In my opinion, the Bush administration is creating terrorists
I have been wondering since the war started in Iraq, why is the President trying to save Iraq when people like me here in the U.S. can't work cause I have a ruptured disk in my back, and can't get any help from any one here?
Ordering a Pizza in 2008 --- August 24 2004
Operator: "Thank you for calling Pizza Hut. May I have your national ID number?"
Customer: "Hi, I'd like to place an order."
Operator: "I must have your NIDN first, sir?"
Customer: "My National ID Number, yeah, hold on, eh,it's 6102049998-45-54610."
Operator: "Thank you, Mr. Sheehan. I see you live at 1742 Meadowland Drive, and the phone number's 494-2366. Your office number over at Lincoln Insurance is 745-2302 and your cell number's 266-2566. Email address is sheehan@ home.net Which number are you calling from, sir?"

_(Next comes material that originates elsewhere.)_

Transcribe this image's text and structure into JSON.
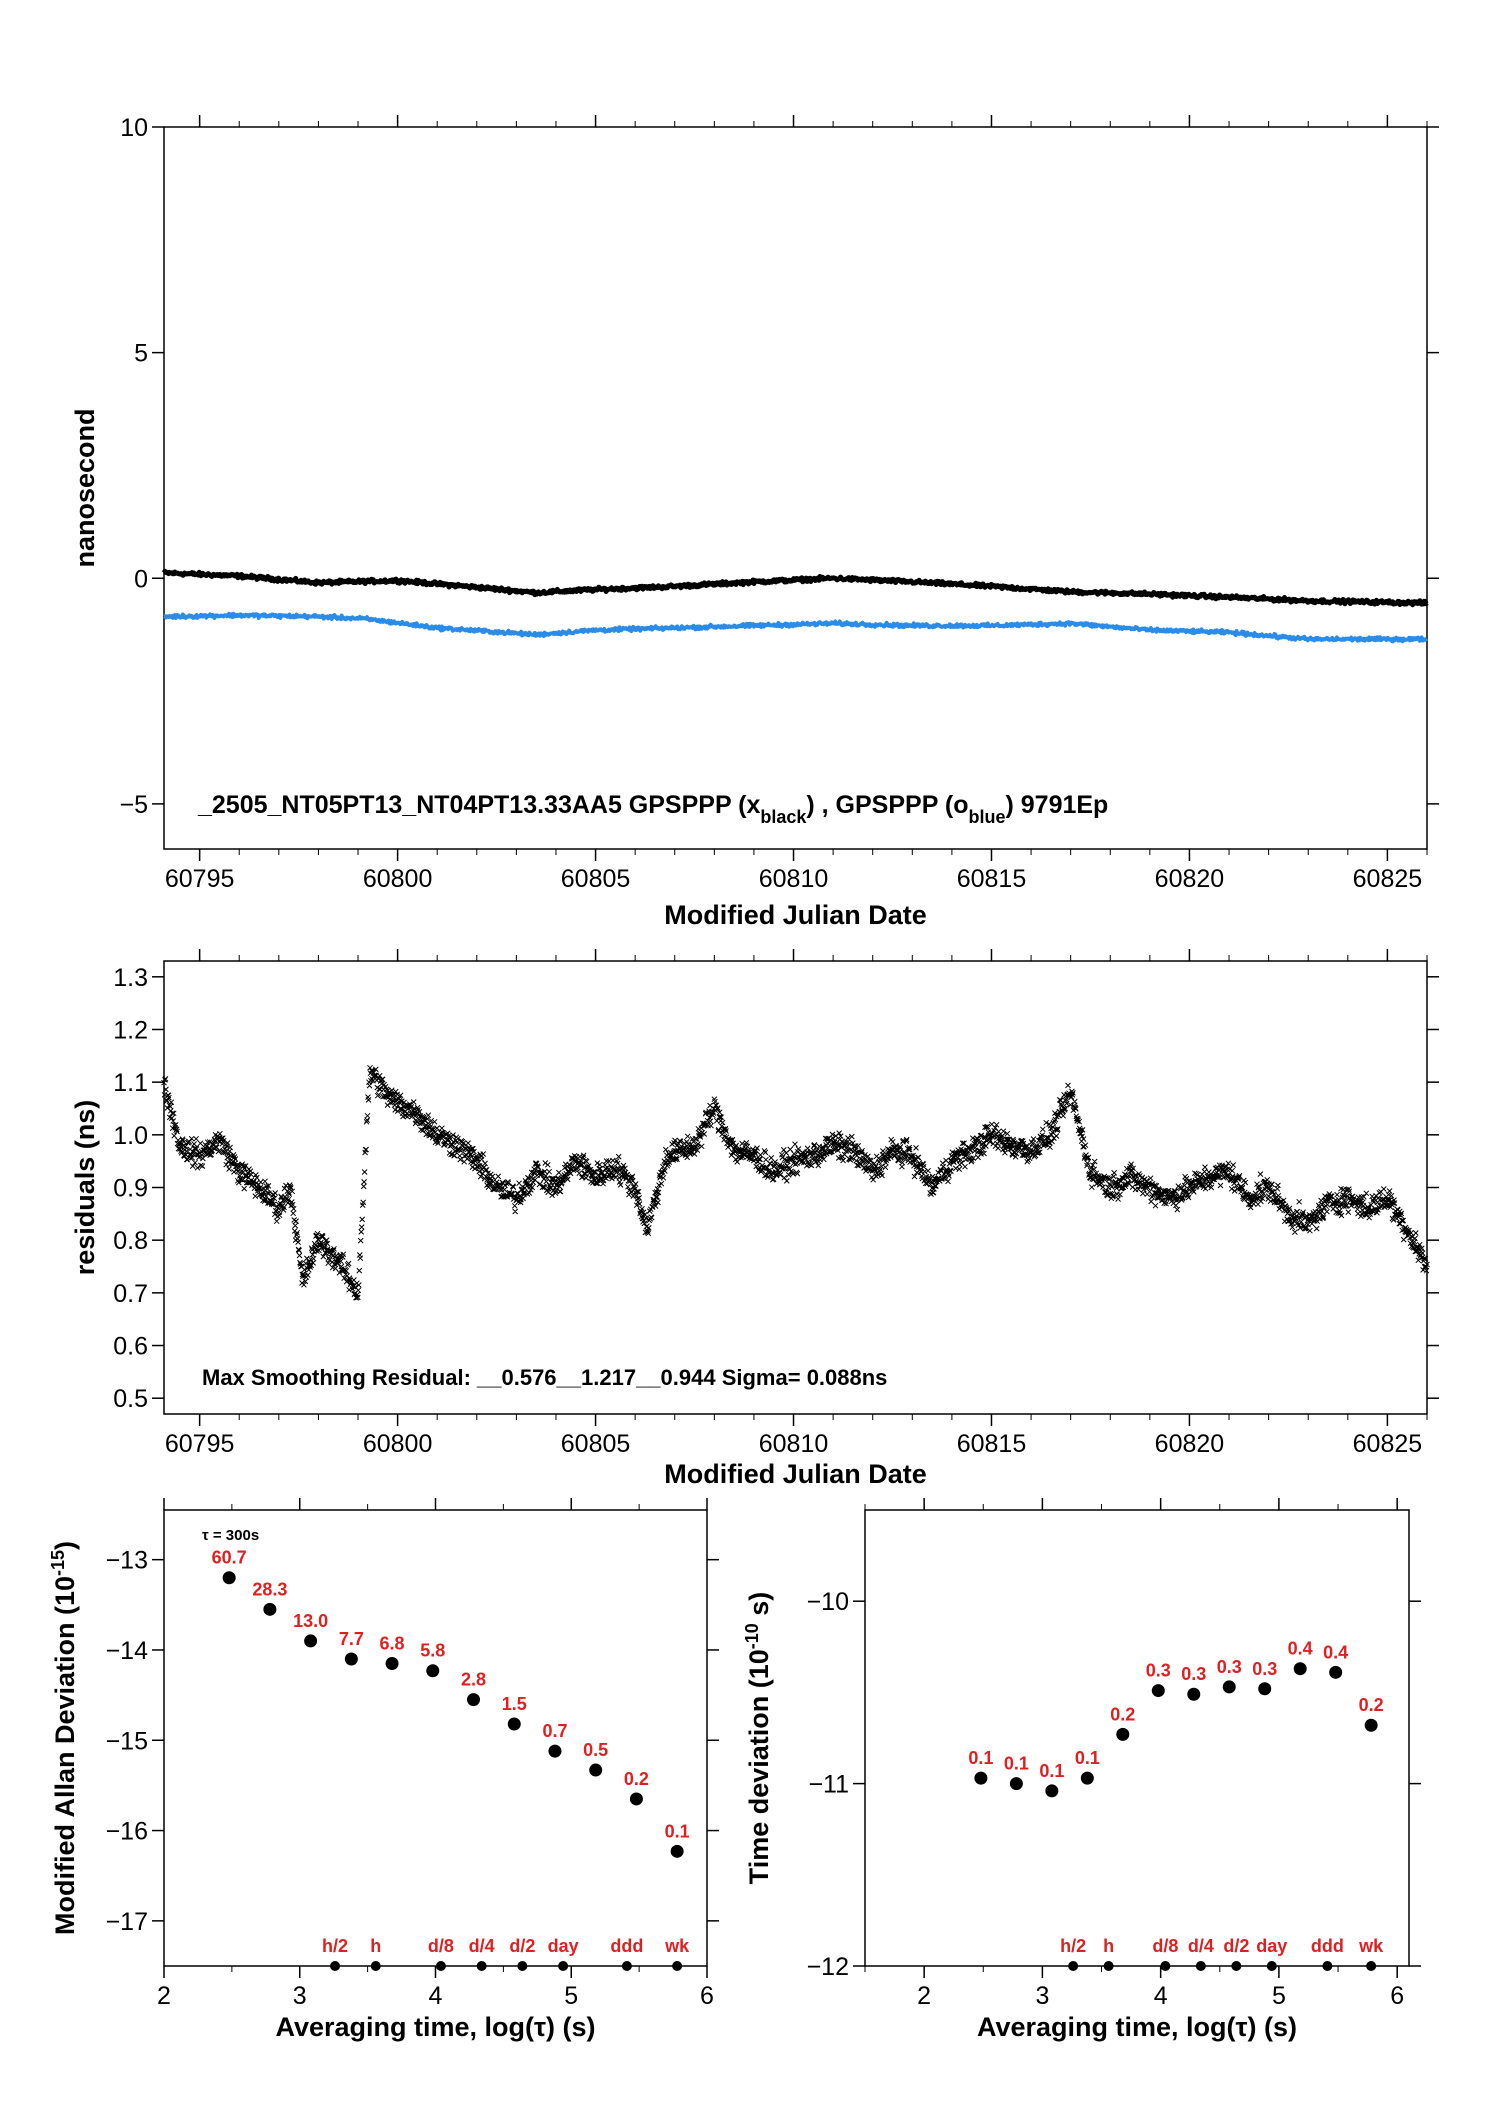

Customer: "Huh? I'm at home. Where d'ya get all this information?"
Operator: "We're wired into the HSS, sir."
Customer: "The HSS, what is that?"
Operator: "We're wired into the Homeland Security System, sir. This will add only 15 seconds to your ordering time"
Customer: (Sighs) "Oh, well, I'd like to order a couple of your All-Meat Special pizzas."
Operator: "I don't think that's a good idea, sir."
Customer: "Whaddya mean?"
Operator: "Sir, your medical records and commode sensors indicate that you've got very high blood pressure and extremely high cholesterol. Your National Health Care provider won't allow such an unhealthy choice."
Customer: "What?!?! What do you recommend, then?"
Operator: "You might try our low-fat Soybean Pizza. I'm sure you'll like it."
Customer: "What makes you think I'd like something like that?"
Operator: "Well, you checked out'Gourmet Soybean Recipes'from your local library last week, sir. That's why I made the suggestion."
Customer: "All right, all right. Give me two family-sized ones, then."
Operator: "That should be plenty for you, your wife and your four kids,
and your 2 dogs can finish the crusts, sir. Your total is $49.99."
Customer: "Lemme give you my credit card number."
Operator: "I'm sorry sir, but I'm afraid you'll have to pay in cash. Your credit card balance is over its limit."
Customer: "I'll run over to the ATM and get some cash before your driver gets here."
Operator: "That won't work either, sir. Your checking account's overdrawn also."
Customer: "Never mind! Just send the pizzas. I'll have the cash ready.
How long will it take?"
Operator: "We're running a little behind, sir. It'll be about 45 minutes, sir. If you're in a hurry you might want to pick'em up while you're out getting the cash, but then, carrying pizzas on a motorcycle can be a little awkward."
Customer: "Wait! How do you know I ride a scooter?"
Operator: "It says here you're in arrears on your car payments, so your
car got repo'ed. But your Harley's paid for and you just filled the tank yesterday"
Customer: Well I'll be a "@#%/$@&?#!"
Operator: "I'd advise watching your language, sir. You've already got a
July 4, 2006 conviction for cussing out a cop and another one I see here on September for contempt at your hearing for cussing at a judge."
"Oh yes I see here that you just got out from a 90 day stay in the State Correctional Facility. Is this your first pizza since your return to society?
Operator: "Will there be anything else, sir?"
Customer: "Yes, I have a coupon for a free 2 liter of Coke".
Operator: "I'm sorry sir, but our ad's exclusionary clause prevents us from offering free soda to diabetics. The New Constitution prohibits this.
Thank you for calling Pizza Hut!"
Nss --- October 23 2004
IT COULD HAPPEN!!!!!!!!
Ophiuchus --- December 4 2004
Heh. Nice one. It's a funny thing, but I coulda sworn that Shrub- sorry, Bush- said the world would soon be a safer place. And call me stupid if you want, but only the other day I think I heard something about lots of terrorist attacks going on in Iraq.
Oh, and lots of people dead and still dying. I used to think that it was a sad fact of life that my mental condition- yes, I have a mental condition- made it hard to understand other people. Now, though, I'm amazed that anyone can.